Haitong chama advogados para se defender de ação judicial de €518 milhões do papel comercial

O fundo de recuperação de créditos que juntou clientes do papel comercial do GES pôs um processo contra o Haitong e seus antigos gestores

 

O Haitong Bank, antigo Banco Espírito Santo de Investimento (BESI), vai contratar advogados fora do banco para responder à ação judicial apresentada pelo fundo de recuperação de créditos dos clientes que tinham papel comercial da Espírito Santo International e da Rioforte. Ao todo, são 518 milhões de euros pedidos à instituição financeira de capitais chineses mas que, até 2014, pertencia ao Banco Espírito Santo.

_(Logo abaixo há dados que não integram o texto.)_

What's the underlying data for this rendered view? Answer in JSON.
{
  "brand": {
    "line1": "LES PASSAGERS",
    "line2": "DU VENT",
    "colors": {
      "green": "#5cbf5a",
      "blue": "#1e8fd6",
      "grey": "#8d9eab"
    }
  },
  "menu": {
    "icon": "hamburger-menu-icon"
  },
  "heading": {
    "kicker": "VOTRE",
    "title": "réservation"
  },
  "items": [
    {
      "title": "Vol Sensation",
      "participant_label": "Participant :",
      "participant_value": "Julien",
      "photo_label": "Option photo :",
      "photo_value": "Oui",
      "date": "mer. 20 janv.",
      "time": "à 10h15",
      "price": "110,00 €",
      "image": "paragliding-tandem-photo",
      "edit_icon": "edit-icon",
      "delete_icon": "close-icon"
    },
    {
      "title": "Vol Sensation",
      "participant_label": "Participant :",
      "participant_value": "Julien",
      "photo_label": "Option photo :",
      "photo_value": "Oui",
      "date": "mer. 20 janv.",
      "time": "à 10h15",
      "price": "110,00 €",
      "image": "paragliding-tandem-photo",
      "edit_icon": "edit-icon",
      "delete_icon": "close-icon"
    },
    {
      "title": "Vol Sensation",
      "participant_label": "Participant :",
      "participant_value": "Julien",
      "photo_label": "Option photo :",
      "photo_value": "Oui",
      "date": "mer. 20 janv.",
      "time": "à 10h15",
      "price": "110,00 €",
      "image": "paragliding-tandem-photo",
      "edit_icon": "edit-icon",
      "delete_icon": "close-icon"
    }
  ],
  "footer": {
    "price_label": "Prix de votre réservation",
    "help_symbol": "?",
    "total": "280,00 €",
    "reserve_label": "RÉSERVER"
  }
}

“Em 16 de julho de 2019, o Haitong Bank foi notificado de uma nova ação legal relativa ao papel comercial emitido pela Espírito Santo International e Rioforte em 2013, apresentada por um fundo de recuperação de créditos formado por vários desses papéis comerciais, dirigidos contra o Haitong Bank e vários membros de entidades GES. O pedido eleva-se a 517,5 milhões de euros”, confirma o relatório e contas relativo ao primeiro semestre.

Segundo noticiou o Jornal Económico em junho, o fundo que representa os investidores com papel comercial das insolventes empresas do GES e vendido aos balcões do BES colocou sete ações judiciais que visam não só o Haitong Bank mas também os seus ex-administradores Amílcar Morais Pires, José Manuel Espírito Santo, José Maria Ricciardi, Pedro Mosqueira do Amaral, Ricardo Salgado e Ricardo Abecassis Espírito Santo. Deu entrada dia 7 de junho no juízo central cível de Lisboa.

“O Haitong Bank está a analisar os argumentos apresentados pelo reclamante e contratará advogados externos para representar o banco”, conta o banco de investimento que, hoje em dia, tem Wu Min como presidente executivo. Não são dados mais pormenores no relatório que foi publicado esta terça-feira, 24 de setembro.

Gerido pela Patris, o fundo de recuperação de créditos adquiriu as reclamações de clientes com papel comercial, recebeu ajuda estatal para conseguir pagar até 75% dos valores investidos, e está a intentar várias ações para conseguir devolver esse montante. A colocação de processos judiciais não é nova (em março, já tinha entrado um processo, de 514 milhões, contra dezenas de ex-gestores e ex-administradores do universo Espírito Santo), sendo que o BES também reclamou créditos no processo de insolvência – mas não foi reconhecido pela comissão liquidatária.

 

UMA HERANÇA

O passado do BES, que era o acionista do BESI, é a causa de uma herança pesada. O Haitong Bank é réu em processos relacionados com o aumento de capital do BES, realizado em maio de 2014, a meses da queda da instituição financeira. Há depois mais 24 processos sobre o papel comercial do GES e da brasileira Oi.

Estes processos estão também já nas mãos de advogados externos e tanto eles como o departamento jurídico do banco considera que estes “não têm sustentabilidade jurídica, pelo que se considera improvável e remota qualquer condenação do Haitong Bank”. Já houve, refere o banco, 30 processos relativos ao papel comercial do GES transitados em julgado “com a absolvição total” do Haitong Bank.

 

BANCO CONSEGUE CRESCIMENTO DE LUCROS

A queda do BES, a passagem para o Novo Banco e depois a venda ao Haitong Bank, tudo feito com grandes mudanças na gestão, tem pesado sobre os resultados do banco de investimento. No primeiro semestre deste ano, a entidade conseguiu lucros de 11 milhões de euros, acima dos prejuízos de 2 milhões que marcou no mesmo período de 2018.

Presente no Brasil, Espanha, Inglaterra e Polónia, o banco está, neste momento, a sair da Irlanda (espera vender a sucursal até ao final do ano), e prepara-se para abrir em Macau – onde espera ligar aquela região à Europa e ao Brasil.